Late January, the U.S. Department of Commerce published a notice of proposed rulemaking for establishing new requirements for Infrastructure as a Service providers (IaaS) . The proposal boils down to a 'Know Your Customer' regime for companies operating cloud services, with the goal of countering the activities of "foreign malicious actors." Yet, despite an overseas focus, Americans won't be able to avoid the proposal's requirements, which covers CDNs, virtual private servers, proxies, and domain name resolution services, among others.
That'll only ever pass of the big cloud vendors allow it. No way that Azure/AWS/Google wouldn't object if a sizable portion of their user base get upset and threaten to leave. How much of that user base argues is unknown though.
Generally yes, it would matter a lot how it was structured. Today you couldn't call up AWS and ask for the details on a service owner out of privacy reasons and there are ways to register things by proxy. If they started stripping those kind of protections away though there's bound to be some pushback.

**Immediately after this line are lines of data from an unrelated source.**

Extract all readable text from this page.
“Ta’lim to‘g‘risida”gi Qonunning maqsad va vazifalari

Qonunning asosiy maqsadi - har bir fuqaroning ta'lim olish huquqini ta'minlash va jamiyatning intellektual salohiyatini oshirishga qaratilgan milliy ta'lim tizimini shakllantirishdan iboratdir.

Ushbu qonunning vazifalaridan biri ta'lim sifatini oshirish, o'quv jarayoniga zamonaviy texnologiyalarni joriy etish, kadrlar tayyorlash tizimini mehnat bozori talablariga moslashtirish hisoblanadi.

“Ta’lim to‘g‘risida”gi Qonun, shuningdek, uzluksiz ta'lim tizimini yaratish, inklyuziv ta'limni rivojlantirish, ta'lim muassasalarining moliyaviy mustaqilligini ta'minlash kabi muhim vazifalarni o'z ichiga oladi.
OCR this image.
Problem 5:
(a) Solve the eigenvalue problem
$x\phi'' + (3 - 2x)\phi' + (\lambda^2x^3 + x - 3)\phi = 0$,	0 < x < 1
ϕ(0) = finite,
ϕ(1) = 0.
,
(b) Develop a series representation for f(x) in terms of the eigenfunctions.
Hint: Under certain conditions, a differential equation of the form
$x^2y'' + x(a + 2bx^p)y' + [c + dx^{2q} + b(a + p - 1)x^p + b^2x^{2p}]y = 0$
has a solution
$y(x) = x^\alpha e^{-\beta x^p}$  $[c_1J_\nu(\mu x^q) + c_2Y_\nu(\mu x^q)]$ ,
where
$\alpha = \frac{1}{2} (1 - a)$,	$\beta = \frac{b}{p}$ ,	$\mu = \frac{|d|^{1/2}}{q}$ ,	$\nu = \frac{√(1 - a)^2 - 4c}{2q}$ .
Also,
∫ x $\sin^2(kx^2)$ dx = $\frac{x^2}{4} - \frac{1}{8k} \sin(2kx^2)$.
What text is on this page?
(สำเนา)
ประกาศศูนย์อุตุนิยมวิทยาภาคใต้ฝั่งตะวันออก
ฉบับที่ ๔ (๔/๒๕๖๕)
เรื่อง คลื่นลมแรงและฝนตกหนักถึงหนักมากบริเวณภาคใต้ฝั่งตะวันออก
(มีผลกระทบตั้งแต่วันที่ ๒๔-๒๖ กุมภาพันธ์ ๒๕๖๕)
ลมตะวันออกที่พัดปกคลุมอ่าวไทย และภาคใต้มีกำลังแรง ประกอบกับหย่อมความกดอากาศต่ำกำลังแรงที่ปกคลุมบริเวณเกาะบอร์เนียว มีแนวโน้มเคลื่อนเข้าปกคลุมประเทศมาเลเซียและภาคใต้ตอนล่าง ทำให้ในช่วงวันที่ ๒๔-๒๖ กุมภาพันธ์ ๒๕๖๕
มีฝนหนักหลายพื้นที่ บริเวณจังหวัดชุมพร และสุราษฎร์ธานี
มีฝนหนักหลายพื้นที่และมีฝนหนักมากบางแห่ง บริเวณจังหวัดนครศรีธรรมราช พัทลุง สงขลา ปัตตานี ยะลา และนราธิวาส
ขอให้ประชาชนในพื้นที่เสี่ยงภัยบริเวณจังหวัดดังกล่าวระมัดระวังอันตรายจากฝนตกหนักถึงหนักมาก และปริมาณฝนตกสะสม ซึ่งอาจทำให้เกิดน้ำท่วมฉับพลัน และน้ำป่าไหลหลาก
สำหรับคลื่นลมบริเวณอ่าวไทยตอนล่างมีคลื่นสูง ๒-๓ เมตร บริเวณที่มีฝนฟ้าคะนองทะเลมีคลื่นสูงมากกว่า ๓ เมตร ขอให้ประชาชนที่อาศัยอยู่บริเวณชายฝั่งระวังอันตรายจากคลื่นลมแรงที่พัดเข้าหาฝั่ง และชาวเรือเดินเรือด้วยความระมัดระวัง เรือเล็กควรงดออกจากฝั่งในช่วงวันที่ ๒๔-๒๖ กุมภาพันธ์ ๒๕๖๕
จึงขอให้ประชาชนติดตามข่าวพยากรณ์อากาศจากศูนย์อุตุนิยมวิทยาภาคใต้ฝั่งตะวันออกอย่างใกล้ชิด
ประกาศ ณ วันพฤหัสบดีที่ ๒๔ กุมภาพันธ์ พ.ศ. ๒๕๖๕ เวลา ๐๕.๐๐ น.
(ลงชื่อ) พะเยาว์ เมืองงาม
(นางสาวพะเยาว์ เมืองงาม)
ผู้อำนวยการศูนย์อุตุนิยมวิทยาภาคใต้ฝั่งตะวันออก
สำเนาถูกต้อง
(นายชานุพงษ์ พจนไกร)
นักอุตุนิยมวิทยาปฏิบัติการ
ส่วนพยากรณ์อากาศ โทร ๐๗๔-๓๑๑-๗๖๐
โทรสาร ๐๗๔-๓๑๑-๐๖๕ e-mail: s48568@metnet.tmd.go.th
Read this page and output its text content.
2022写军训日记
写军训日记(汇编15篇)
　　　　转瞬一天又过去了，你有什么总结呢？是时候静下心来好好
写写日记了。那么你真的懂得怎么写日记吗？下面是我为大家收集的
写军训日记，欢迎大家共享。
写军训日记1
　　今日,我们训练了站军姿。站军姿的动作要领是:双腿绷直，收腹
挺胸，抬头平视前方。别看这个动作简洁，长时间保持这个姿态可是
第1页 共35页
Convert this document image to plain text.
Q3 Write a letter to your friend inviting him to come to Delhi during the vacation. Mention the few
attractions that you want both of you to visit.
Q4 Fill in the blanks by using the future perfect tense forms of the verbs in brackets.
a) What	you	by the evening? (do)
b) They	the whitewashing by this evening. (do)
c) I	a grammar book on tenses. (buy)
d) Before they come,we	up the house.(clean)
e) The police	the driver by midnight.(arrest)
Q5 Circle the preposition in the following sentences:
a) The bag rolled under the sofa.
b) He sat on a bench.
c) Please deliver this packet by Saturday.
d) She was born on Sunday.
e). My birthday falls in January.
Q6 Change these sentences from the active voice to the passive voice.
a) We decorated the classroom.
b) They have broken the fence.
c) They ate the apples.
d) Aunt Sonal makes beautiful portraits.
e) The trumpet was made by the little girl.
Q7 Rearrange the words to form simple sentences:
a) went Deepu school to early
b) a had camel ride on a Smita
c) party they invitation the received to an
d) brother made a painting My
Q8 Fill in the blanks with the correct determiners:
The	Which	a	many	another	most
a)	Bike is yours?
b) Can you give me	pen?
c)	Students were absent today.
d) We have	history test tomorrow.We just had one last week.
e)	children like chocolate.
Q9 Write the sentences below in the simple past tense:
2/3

Costs depend on a lot of factors. If you are technically adept you might be able to get away with 20 bucks a month for the whole setup but most folks wouldn’t imo. I also have some old hardware I was able to use and upgraded it. Initial invest for a homeserver varies greatly depending on who you know.
If you want to know more please ask. You can also hit me up on matrix. Link in bio.
It's actually rather stunning to see just how hard they're attacking privacy in these final months of the disastrous dumpster fire that is the Biden administration. This is exactly why I believe centralized cloud and CDN infrastructure is massively dangerous.
I didn't mention the others. It's simply that this current "administration" has been a disaster in literally every way so it's not surprising they're trying to end our constitutional rights.